Anti-gun presidential candidates show affection for second amendment

By By Steven Warrick

By Steven Warrick

One of the more amusing things I noticed in the 2008 election is efforts of longtime anti-gun candidates to declare their support for the Second Amendment.

However, ultimately they still don’t get it. The Second Amendment is not about hunting, it’s about being able to defend ourselves. This is not to say that hunting is not important. It puts meat on the table for many, particularly in places like Utah, but it is not in the same class as defense.

Both Barack Obama and Hillary Clinton have long histories of favoring gun control. Sen. Obama has supported gun registration, a ban on all handguns and prosecution of people who use firearms for self-defense in their homes, among other anti-gun measures. Sen. Clinton has likewise supported programs such as gun registration and a ban on semi-automatic weapons.

Yet they appear to have changed their tune. Last month, during his acceptance speech at the Democratic National Convention in Denver, Obama said, “The reality of gun ownership may be different for hunters in rural Ohio than they are for those plagued by gang violence in Cleveland, but don’t tell me we can’t uphold the Second Amendment while keeping AK-47s out of the hands of criminals.”

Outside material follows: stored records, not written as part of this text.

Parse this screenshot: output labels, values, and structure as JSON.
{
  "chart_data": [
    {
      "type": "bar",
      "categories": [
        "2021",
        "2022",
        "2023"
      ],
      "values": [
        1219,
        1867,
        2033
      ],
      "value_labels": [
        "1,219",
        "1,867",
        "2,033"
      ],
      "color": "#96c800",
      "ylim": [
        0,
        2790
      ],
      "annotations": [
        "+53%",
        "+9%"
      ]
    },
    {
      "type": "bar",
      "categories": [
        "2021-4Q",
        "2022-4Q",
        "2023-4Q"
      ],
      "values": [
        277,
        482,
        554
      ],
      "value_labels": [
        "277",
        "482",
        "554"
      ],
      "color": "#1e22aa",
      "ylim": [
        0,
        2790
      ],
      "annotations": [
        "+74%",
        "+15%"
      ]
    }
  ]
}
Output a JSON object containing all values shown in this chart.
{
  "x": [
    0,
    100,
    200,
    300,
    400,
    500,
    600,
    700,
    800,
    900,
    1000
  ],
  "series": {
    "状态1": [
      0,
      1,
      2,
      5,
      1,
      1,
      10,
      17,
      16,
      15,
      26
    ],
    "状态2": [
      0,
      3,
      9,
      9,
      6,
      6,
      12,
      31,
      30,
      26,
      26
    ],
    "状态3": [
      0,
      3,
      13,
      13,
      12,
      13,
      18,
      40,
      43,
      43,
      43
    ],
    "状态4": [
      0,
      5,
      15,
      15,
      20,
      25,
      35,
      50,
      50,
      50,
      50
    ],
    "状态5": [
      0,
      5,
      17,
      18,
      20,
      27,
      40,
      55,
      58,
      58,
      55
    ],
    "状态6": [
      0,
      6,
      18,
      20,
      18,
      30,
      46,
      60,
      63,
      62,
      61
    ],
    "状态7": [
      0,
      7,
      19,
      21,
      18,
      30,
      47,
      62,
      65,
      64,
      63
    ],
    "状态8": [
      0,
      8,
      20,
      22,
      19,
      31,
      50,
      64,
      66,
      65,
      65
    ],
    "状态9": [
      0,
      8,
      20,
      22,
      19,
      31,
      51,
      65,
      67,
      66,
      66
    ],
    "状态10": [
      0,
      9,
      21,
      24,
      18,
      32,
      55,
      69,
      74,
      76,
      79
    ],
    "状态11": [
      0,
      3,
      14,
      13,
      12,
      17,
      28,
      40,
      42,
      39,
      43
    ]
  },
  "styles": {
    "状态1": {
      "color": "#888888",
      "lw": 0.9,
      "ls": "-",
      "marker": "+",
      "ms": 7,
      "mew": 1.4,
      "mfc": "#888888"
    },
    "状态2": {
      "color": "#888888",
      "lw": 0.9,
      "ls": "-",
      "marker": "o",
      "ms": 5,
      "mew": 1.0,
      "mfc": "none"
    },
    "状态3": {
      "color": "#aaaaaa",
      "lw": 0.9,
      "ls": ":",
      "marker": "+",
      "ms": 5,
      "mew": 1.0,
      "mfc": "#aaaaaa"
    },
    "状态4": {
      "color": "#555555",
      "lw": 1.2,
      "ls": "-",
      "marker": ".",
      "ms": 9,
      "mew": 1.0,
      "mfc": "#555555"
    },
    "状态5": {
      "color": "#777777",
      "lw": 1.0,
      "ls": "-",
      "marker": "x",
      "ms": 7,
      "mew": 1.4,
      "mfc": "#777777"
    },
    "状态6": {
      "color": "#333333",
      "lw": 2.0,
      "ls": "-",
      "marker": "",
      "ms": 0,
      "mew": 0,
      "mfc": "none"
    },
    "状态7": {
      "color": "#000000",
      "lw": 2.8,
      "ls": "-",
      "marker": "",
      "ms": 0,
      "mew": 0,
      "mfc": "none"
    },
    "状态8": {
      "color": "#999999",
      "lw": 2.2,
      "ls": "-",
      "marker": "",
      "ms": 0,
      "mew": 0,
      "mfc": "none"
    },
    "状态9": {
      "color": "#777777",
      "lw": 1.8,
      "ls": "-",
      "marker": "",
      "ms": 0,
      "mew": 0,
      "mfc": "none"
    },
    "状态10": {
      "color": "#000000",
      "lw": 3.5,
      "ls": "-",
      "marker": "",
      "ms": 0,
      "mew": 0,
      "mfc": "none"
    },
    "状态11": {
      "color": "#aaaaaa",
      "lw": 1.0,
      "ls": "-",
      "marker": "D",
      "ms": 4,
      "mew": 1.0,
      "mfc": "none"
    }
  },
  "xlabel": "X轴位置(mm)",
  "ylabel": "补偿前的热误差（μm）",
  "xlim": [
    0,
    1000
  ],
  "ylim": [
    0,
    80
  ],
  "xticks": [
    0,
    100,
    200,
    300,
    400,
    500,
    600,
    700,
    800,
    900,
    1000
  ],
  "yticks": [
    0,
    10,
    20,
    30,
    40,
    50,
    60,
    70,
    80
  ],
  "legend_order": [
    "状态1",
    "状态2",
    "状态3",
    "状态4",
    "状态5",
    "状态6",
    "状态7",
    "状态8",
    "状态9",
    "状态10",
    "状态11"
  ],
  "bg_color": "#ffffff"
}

During the nomination campaign, Clinton recounted learning to shoot and going hunting as a girl. She also claimed that she would not infringe on the rights of “lawful gun owners.” Obama later mockingly referred to her as “Annie Oakley.”

This seeming change of heart is not due to an encounter with the ghost of Charlton Heston in some sort of road to Damascus experience. Nor does the U.S. Supreme Court’s decision in the District of Columbia v. Heller explain it. That decision, though a victory for gun owners, leaves plenty of room for anti-gun politicians to do mischief.

Obama and Clinton’s change is nothing more than crass political opportunism. Gun control has proven to be a loser in most national elections. The infamous Clinton Gun Ban of 1994 was one of the factors that allowed Republicans to sweep the Democratic Congress out of power later that year. Likewise, Al Gore was not able to get any real traction from his espousal of gun registration in 2000. Those polls that occasionally indicate the majority of Americans favor stricter gun controls are illusory. Even when support for increased gun control is a mile wide, it is only an inch deep.

On the other hand, the pro-gun forces are almost fanatical in their convictions. The NRA is by far the most powerful interest group in the United States, despite being a fraction of the size of the AARP, the largest interest group.

The other problem with Obama and Clinton’s newfound enthusiasm for the Second Amendment is that they really don’t understand it. It’s not about hunting or target shooting, it’s about protecting our lives and our liberty. It is admittedly poorly worded: “A well regulated militia, being necessary to the security of a free state, the right of the people to keep and bear arms, shall not be infringed.”

Nevertheless, its inclusion in the Bill of Rights, along with such fundamental guarantees of individual liberties as freedom of conscience and expression in the First Amendment, the right to be secure in our persons and houses in the Fourth Amendment and the various guarantees of due process contained in the Fourth, Fifth, Sixth, Seventh and Eighth Amendments, indicate strongly that it deals with something more important than mere hobbies or pastimes.

Like Obama, I too want to keep AK-47s out of the hands of criminals. It can’t be done, however, as illustrated by the dismal failure of the UK’s draconian gun control laws. Criminals will continue to get guns, including AK-47s, despite the various ban, tax and registration schemes Obama might envision. What the government can do is to allow us to protect ourselves, which is why the Second Amendment is so important.